• birkaç yıl önce yapılan bir nörobilim çalışmasında deneklerden ekranı izlemeleri, rastgele aralıklarla ekranda beliren işaretçi sembolü gördüklerinde sağa ya da sola bakma kararı almaları ve ardından bunu rapor etmeleri isteniyor. ve deney sırasında elektroensefalografileri çekiliyor.

    denekler karar aldıklarında spesifik beyin bölgelerinde kararı imleyen karakteristik bir beyin dalgası görülüyor.

    ancak ilginç bir bulgu daha saptanıyor, işaretçi sembol bile çıkmadan, yani denek karar almadan önce oksipital bölgede farklı bir elektriksel aktivite gözleniyor.
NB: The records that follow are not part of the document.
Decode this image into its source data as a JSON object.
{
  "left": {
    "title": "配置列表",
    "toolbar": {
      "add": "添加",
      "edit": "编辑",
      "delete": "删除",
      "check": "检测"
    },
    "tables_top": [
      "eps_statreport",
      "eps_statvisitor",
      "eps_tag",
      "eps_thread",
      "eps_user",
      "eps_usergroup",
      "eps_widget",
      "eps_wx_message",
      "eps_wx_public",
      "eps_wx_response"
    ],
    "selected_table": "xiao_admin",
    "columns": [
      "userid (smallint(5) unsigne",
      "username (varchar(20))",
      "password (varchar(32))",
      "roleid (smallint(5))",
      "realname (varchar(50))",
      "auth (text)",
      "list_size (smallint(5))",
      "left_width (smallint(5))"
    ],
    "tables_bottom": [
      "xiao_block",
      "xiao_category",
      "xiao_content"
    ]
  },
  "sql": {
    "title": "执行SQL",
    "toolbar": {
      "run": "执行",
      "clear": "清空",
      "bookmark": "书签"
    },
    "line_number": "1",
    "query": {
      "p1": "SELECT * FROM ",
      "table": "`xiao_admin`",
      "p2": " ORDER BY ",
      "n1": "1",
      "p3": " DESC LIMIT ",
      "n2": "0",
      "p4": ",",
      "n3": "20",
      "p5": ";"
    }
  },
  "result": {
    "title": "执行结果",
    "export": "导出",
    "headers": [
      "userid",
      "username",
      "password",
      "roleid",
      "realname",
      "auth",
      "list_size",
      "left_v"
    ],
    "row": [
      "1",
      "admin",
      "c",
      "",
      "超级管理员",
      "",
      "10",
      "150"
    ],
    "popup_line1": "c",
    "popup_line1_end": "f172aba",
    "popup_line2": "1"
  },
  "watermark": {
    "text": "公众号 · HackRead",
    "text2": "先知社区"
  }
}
    bu aktivite tam olarak bir sinyal değil, gürültü olarak adlandırılan, süreğen ve görünürde rastgele olan elektriksel ateşlemeler.
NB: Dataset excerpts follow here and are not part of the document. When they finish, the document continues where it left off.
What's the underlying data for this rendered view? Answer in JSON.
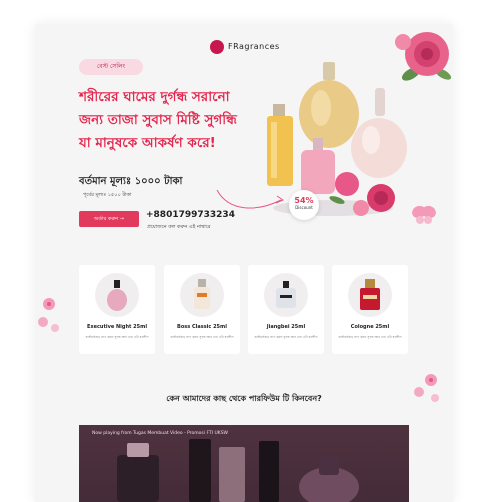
{
  "brand": {
    "name": "FRagrances"
  },
  "hero": {
    "badge": "বেস্ট সেলিং",
    "headline_lines": [
      "শরীরের ঘামের দুর্গন্ধ সরানো",
      "জন্য তাজা সুবাস মিষ্টি সুগন্ধি",
      "যা মানুষকে আকর্ষণ করে!"
    ],
    "price_text": "বর্তমান মূল্যঃ ১০০০ টাকা",
    "old_price_text": "পূর্বের মূল্যঃ ১৫০০ টাকা",
    "order_button": "অর্ডার করুন →",
    "phone": "+8801799733234",
    "phone_note": "প্রয়োজনে কল করুন এই নাম্বারে",
    "discount_percent": "54%",
    "discount_label": "Discount"
  },
  "products": [
    {
      "name": "Executive Night 25ml",
      "desc": "কাস্টমাইজড লাগ করুন সুগন্ধ আর এবং এটা যত্নশীল"
    },
    {
      "name": "Boss Classic 25ml",
      "desc": "কাস্টমাইজড লাগ করুন সুগন্ধ আর এবং এটা যত্নশীল"
    },
    {
      "name": "Jiangbei 25ml",
      "desc": "কাস্টমাইজড লাগ করুন সুগন্ধ আর এবং এটা যত্নশীল"
    },
    {
      "name": "Cologne 25ml",
      "desc": "কাস্টমাইজড লাগ করুন সুগন্ধ আর এবং এটা যত্নশীল"
    }
  ],
  "why_section": {
    "title": "কেন আমাদের কাছ থেকে পারফিউম টি কিনবেন?"
  },
  "video": {
    "now_playing": "Now playing from Tugas Membuat Video - Promosi FTI UKSW"
  },
  "colors": {
    "accent": "#e4284f",
    "badge_bg": "#f9d9e2",
    "button": "#e23a5c",
    "page_bg": "#f6f5f6"
  },
  "icons": [
    "brand-logo-icon",
    "arrow-right-icon",
    "rose-icon",
    "butterfly-icon",
    "perfume-bottle-icon"
  ]
}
    data incelendiğinde arkaplan gürültüsünün patternine bakılarak insanların bilinçli seçimlerinin, henüz o seçim yapılmadan öngörülebildiği anlaşılıyor. bu verilere göre biz karar vermeden ne karar vereceğimiz belli.
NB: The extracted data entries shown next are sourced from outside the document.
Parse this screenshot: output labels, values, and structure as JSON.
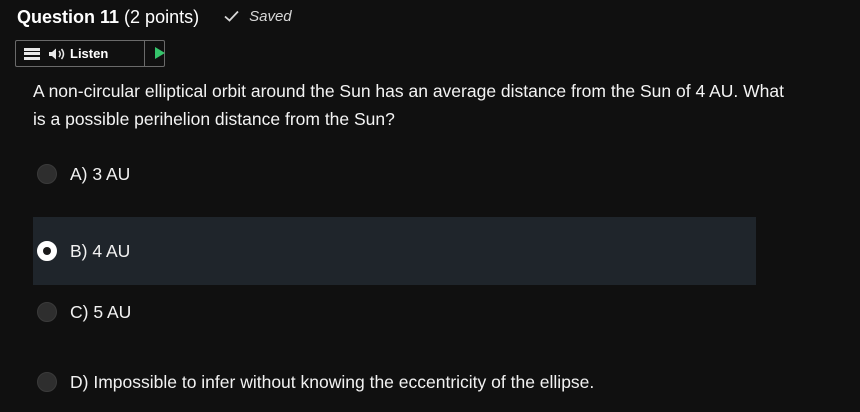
{
  "question": {
    "title": "Question 11",
    "points": "(2 points)",
    "saved_label": "Saved",
    "text": "A non-circular elliptical orbit around the Sun has an average distance from the Sun of 4 AU.  What is a possible perihelion distance from the Sun?"
  },
  "listen": {
    "label": "Listen"
  },
  "options": [
    {
      "label": "A) 3 AU",
      "selected": false
    },
    {
      "label": "B) 4 AU",
      "selected": true
    },
    {
      "label": "C) 5 AU",
      "selected": false
    },
    {
      "label": "D) Impossible to infer without knowing the eccentricity of the ellipse.",
      "selected": false
    }
  ],
  "colors": {
    "background": "#101010",
    "selected_row": "#1f252b",
    "play_accent": "#35c46b"
  },
  "icons": {
    "saved": "check-icon",
    "menu": "menu-icon",
    "listen": "speaker-icon",
    "play": "play-icon"
  }
}
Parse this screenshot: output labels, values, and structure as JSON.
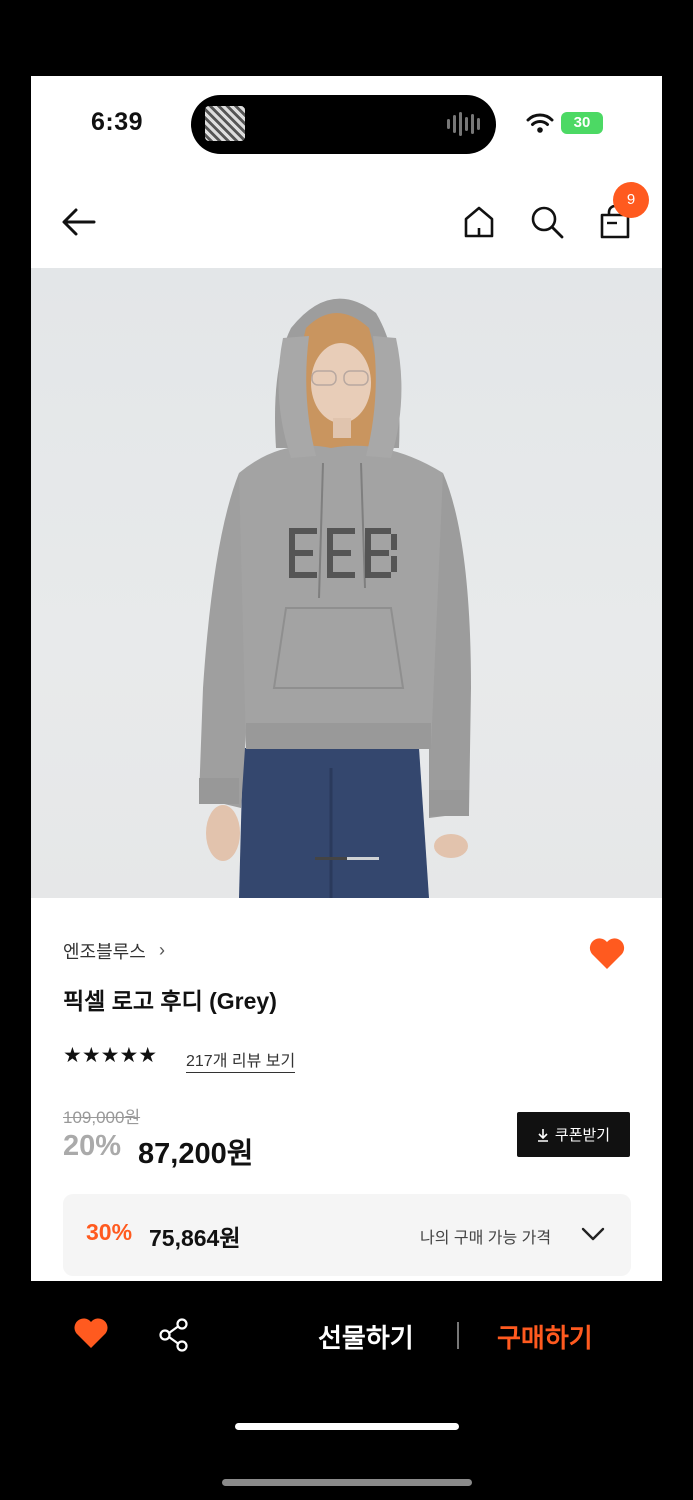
{
  "status_bar": {
    "time": "6:39",
    "battery": "30"
  },
  "nav": {
    "cart_count": "9"
  },
  "product": {
    "brand": "엔조블루스",
    "brand_chevron": "›",
    "title": "픽셀 로고 후디 (Grey)",
    "rating_stars": "★★★★★",
    "review_link": "217개 리뷰 보기",
    "original_price": "109,000원",
    "discount_rate": "20%",
    "sale_price": "87,200원",
    "coupon_button": "쿠폰받기",
    "my_price": {
      "rate": "30%",
      "amount": "75,864원",
      "label": "나의 구매 가능 가격"
    }
  },
  "bottom_bar": {
    "gift_label": "선물하기",
    "buy_label": "구매하기"
  },
  "colors": {
    "accent": "#ff5a1f",
    "dark": "#111111"
  }
}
    bilinçli farkındalık öncesi karar alma mekanizmasını etkileyecek bir şeyin olması, özgür iradeye dair soru işaretleri ortaya çıkarıyor elbette.

    meselâ şu akla gelecek sorulardan birisi, aldığımız kararlar bize mi ait, yoksa beynimiz dataları kümülatif olarak işleyip bir yol çiziyor ve biz de karar aldığımızı düşündürecek bir illüzyonla mı yaşıyoruz?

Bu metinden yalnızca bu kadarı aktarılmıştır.